Nathan Phillips, the Native man who was surrounded and mocked by Covington Catholic High School students in D.C. last Friday, offered his side of the story Thursday on NBC’s “Today” show. Phillips said he forgave the boys but condemned Nick Sandmann’s use of a PR firm to smooth over the controversy.
“Coached and written up for him. Insincerity. Lack of responsibility. Those are the words I came up with, but then I went to go pray about it,” Phillips said on “Today.” “And then I woke up, and I woke up with this forgiving heart. So I forgive him.”
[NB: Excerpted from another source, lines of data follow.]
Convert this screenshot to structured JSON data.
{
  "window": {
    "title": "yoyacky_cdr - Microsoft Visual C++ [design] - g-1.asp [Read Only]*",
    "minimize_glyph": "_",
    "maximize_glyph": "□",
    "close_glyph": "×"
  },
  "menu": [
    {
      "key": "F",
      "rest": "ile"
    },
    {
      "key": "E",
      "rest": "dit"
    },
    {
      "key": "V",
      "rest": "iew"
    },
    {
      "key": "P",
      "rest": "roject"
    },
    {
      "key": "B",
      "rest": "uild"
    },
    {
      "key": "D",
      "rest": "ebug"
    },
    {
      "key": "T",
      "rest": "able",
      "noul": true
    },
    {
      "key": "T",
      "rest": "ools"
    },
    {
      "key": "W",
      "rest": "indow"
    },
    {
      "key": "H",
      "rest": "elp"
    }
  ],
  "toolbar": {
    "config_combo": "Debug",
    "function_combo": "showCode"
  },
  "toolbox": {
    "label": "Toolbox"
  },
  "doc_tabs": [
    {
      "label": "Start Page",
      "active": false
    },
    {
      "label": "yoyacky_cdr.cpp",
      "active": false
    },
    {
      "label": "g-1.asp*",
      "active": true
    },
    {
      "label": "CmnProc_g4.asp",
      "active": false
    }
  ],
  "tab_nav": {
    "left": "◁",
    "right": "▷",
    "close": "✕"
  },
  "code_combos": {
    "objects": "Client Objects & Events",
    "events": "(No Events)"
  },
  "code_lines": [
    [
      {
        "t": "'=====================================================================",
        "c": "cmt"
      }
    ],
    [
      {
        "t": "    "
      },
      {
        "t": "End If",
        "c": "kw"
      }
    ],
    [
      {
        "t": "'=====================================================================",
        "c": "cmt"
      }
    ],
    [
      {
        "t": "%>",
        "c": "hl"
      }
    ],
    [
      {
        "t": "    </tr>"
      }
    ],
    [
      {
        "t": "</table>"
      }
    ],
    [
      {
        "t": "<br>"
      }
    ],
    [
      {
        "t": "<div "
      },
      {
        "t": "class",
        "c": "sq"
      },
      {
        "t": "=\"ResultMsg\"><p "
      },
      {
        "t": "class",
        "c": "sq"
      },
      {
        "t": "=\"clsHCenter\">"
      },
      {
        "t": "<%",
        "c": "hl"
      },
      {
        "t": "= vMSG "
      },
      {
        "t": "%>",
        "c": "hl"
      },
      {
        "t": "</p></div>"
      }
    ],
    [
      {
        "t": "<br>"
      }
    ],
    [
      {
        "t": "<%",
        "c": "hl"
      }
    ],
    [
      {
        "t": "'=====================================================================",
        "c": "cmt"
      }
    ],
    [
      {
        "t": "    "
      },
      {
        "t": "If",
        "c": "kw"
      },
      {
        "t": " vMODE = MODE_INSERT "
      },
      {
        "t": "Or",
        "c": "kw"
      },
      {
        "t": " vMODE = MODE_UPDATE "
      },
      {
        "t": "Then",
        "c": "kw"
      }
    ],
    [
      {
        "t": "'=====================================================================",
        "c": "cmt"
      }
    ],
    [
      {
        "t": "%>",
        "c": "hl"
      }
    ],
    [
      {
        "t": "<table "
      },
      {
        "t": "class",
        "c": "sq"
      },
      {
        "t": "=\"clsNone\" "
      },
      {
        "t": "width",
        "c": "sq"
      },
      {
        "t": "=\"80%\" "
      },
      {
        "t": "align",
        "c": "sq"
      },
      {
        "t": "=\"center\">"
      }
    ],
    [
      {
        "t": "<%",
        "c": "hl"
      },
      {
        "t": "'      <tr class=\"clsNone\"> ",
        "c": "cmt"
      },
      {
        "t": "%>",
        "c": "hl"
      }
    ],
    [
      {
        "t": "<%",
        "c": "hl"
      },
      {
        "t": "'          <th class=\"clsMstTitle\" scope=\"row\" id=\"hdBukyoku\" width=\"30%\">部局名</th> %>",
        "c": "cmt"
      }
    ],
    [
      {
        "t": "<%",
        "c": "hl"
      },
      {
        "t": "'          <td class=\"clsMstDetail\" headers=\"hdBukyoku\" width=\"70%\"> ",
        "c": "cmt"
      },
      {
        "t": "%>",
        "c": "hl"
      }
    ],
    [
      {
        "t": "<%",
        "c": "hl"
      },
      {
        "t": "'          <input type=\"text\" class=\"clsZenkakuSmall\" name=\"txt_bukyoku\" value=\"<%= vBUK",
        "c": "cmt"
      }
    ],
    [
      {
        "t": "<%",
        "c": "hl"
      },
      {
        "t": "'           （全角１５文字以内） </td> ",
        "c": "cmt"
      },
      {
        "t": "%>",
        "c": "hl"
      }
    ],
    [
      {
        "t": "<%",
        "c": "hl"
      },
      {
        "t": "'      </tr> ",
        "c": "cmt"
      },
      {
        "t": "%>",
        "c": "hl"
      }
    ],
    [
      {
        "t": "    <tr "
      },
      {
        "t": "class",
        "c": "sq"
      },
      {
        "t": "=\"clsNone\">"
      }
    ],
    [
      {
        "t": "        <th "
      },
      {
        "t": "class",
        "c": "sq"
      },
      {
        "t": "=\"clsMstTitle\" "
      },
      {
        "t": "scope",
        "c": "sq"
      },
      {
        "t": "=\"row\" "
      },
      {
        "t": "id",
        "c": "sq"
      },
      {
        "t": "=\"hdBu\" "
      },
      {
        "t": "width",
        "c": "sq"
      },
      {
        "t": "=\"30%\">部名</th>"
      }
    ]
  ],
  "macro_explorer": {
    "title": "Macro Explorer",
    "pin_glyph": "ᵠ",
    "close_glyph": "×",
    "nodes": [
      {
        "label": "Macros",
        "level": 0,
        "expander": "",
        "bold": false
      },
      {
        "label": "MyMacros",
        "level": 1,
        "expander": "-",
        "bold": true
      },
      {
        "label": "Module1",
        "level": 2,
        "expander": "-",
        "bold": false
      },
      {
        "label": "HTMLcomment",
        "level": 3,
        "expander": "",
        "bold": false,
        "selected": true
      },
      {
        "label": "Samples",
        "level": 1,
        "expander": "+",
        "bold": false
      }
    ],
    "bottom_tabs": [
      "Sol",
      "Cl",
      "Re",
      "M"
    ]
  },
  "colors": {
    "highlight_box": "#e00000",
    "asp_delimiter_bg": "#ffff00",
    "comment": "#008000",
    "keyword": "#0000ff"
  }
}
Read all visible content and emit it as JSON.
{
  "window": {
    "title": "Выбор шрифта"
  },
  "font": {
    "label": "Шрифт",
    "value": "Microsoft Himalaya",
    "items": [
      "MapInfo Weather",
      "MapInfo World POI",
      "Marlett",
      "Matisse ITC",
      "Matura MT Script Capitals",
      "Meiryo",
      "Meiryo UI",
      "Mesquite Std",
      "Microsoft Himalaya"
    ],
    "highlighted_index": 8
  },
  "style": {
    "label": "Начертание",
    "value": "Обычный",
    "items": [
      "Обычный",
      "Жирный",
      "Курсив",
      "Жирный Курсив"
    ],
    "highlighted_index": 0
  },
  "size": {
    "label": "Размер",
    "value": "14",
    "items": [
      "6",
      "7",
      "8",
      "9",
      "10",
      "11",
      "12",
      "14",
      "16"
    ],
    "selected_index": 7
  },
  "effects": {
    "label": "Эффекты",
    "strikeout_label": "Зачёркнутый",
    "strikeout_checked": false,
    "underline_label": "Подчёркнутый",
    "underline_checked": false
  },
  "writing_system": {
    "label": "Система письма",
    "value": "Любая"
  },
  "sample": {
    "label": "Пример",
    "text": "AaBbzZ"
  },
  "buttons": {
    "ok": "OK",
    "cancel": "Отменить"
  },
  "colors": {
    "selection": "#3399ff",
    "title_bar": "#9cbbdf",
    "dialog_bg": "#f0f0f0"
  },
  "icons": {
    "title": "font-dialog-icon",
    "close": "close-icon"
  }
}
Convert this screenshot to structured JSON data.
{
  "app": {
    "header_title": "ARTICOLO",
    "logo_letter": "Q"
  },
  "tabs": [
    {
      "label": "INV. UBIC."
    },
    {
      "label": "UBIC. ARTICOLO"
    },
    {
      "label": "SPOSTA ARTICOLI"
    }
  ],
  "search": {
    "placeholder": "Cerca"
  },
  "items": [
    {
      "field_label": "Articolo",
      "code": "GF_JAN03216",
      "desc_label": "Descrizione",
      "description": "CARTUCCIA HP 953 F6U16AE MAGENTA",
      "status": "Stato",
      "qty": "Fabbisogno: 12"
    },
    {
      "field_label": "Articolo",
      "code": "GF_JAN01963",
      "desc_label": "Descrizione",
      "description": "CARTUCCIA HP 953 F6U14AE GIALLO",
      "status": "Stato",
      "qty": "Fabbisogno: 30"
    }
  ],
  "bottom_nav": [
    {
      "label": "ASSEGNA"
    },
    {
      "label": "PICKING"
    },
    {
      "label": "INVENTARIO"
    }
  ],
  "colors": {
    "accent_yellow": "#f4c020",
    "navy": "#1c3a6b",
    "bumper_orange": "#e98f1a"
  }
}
The Covington junior became the focal point of the dayslong controversy sparked by a viral video of him grinning in Phillips’ face as his peers jumped, heckled, and mocked the elder on the steps of the Lincoln Memorial. To smooth things over, Sandmann’s family hired a PR team called RunSwitch that is run by a former adviser to GOP leader Mitch McConnell. He then appeared on "Today" and said he had a right to do what he did and that he and his classmates were showing a “peaceful response of school spirit” to a small group of Black Hebrew Israelites, even though lengthy videos show the boys chanting and jumping as a group with one student rushing to the front to remove his clothes as the other boys cheered him on.
The students, many in MAGA hats, were in D.C. with about 240 other students and chaperones from Covington for the anti-abortion March for Life, and Phillips was there as part of an Indigenous peoples gathering.
Phillips said he didn’t find Sandmann’s explanations convincing.
“What it says is, he has a PR firm. So those aren’t even his words if he has a PR firm,” Phillips said.
The Covington kids had engaged verbally with the Black Hebrew Israelites, and Phillips said that he put himself between the two groups because the situation was getting “really explosive.”
"When I was in prayer, it wasn't that I felt like I could stop anything or do anything. But I felt like I was spiritually moved into that center, into the center of that whirlwind," he said.
Eventually, Phillips said he was blocked from leaving.
"That's what I was trying to do. I was trying to walk away. There was a spot, there was a place I could take my peoples because we were surrounded, we couldn’t go right, we couldn’t go left," he said.